Valor econômico, v. 20, n. 4798, 23/07/2019. Especial, p. A12

 

Bolsonaro tira órgãos civis de conselho sobre drogas

 

 

 

Executivo Presidente vê ideias de esquerda e quer fim de colegiados

Fabio Murakawa

Carla Araújo 

 

 

 

O presidente Jair Bolsonaro disse ontem que não pode "ficar refém de conselhos", que muitas vezes são compostos por pessoas "indicadas por outros governos". Falando a jornalistas após almoço no Comando da Aeronáutica, em Brasília, Bolsonaro disse ainda que quer extinguir "a grande maioria" desses colegiados.

Bolsonaro fez as afirmações ao comentar o decreto, firmado por ele e publicado ontem no "Diário Oficial da União", que modificou a composição do Conselho Nacional de Política sobre Drogas (Conad).

O ato retirou do colegiado todas as vagas destinadas à sociedade civil. Perderam assento um jurista, indicado pela OAB; um cientista, indicado pela Sociedade Brasileira para o Progresso da Ciência (SBPC); um médico, indicado pelo Conselho Federal de Medicina; um psicólogo, indicado pelo Conselho Federal de Psicologia; um educador, indicado pelo Conselho Nacional de Educação; um assistente social, indicado pelo Conselho Federal de Serviço Social; um enfermeiro, indicado pelo Conselho Federal de Enfermagem; e um estudante, indicado pela União Nacional dos Estudantes (UNE).

"Como regra, a gente não pode ter conselho que não decide nada. Dada a quantidade de pessoas envolvidas a decisão é quase impossível de ser tomada", justificou Bolsonaro, ao ser questionado sobre as mudanças no Conad. "Nós queremos enxugar os conselhos, extinguir a grande maioria deles para que o governo possa funcionar.
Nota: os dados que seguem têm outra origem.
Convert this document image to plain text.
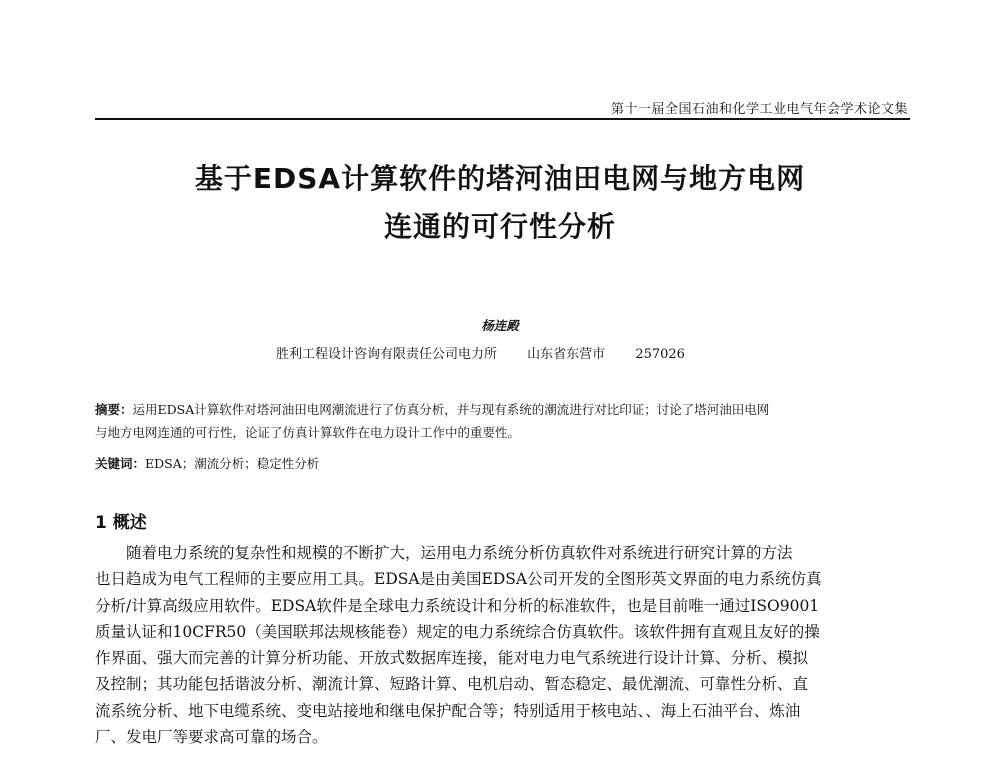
第十一届全国石油和化学工业电气年会学术论文集
基于EDSA计算软件的塔河油田电网与地方电网
连通的可行性分析
杨连殿
胜利工程设计咨询有限责任公司电力所 山东省东营市 257026
摘要：运用EDSA计算软件对塔河油田电网潮流进行了仿真分析，并与现有系统的潮流进行对比印证；讨论了塔河油田电网
与地方电网连通的可行性，论证了仿真计算软件在电力设计工作中的重要性。
关键词：EDSA；潮流分析；稳定性分析
1 概述
　　随着电力系统的复杂性和规模的不断扩大，运用电力系统分析仿真软件对系统进行研究计算的方法
也日趋成为电气工程师的主要应用工具。EDSA是由美国EDSA公司开发的全图形英文界面的电力系统仿真
分析/计算高级应用软件。EDSA软件是全球电力系统设计和分析的标准软件，也是目前唯一通过ISO9001
质量认证和10CFR50（美国联邦法规核能卷）规定的电力系统综合仿真软件。该软件拥有直观且友好的操
作界面、强大而完善的计算分析功能、开放式数据库连接，能对电力电气系统进行设计计算、分析、模拟
及控制；其功能包括谐波分析、潮流计算、短路计算、电机启动、暂态稳定、最优潮流、可靠性分析、直
流系统分析、地下电缆系统、变电站接地和继电保护配合等；特别适用于核电站、、海上石油平台、炼油
厂、发电厂等要求高可靠的场合。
Não podemos ficar reféns de conselhos, muitos deles por pessoas indicadas por outros governos."

Sobre o Conad, Bolsonaro afirmou que ele "tinha mentalidade diferente no tocante à droga".

"Meu governo é contra a descriminalização das drogas. É diferente a nossa proposta da de governos anteriores, que eram favoráveis ou em cima do muro", afirmou o presidente.

Horas depois, ele usou o Twitter para, de uma maneira mais incisiva, reafirmar sua avaliação sobre o funcionamento desses órgãos: "Há décadas a esquerda se infiltrou em nossas instituições e passou a promover sua ideologia travestida de posicionamentos técnicos", escreveu o presidente. "O decreto que assinei hoje [ontem] extingue vagas para órgãos aparelhados no Conselho Nacional sobre Drogas e acaba com o viés ideológico nas discussões."

Logo em seguida, soltou outro tuíte, todo em letras maiúsculas: "NÓS SOMOS CONTRA A LIBERAÇÃO DAS DROGAS!".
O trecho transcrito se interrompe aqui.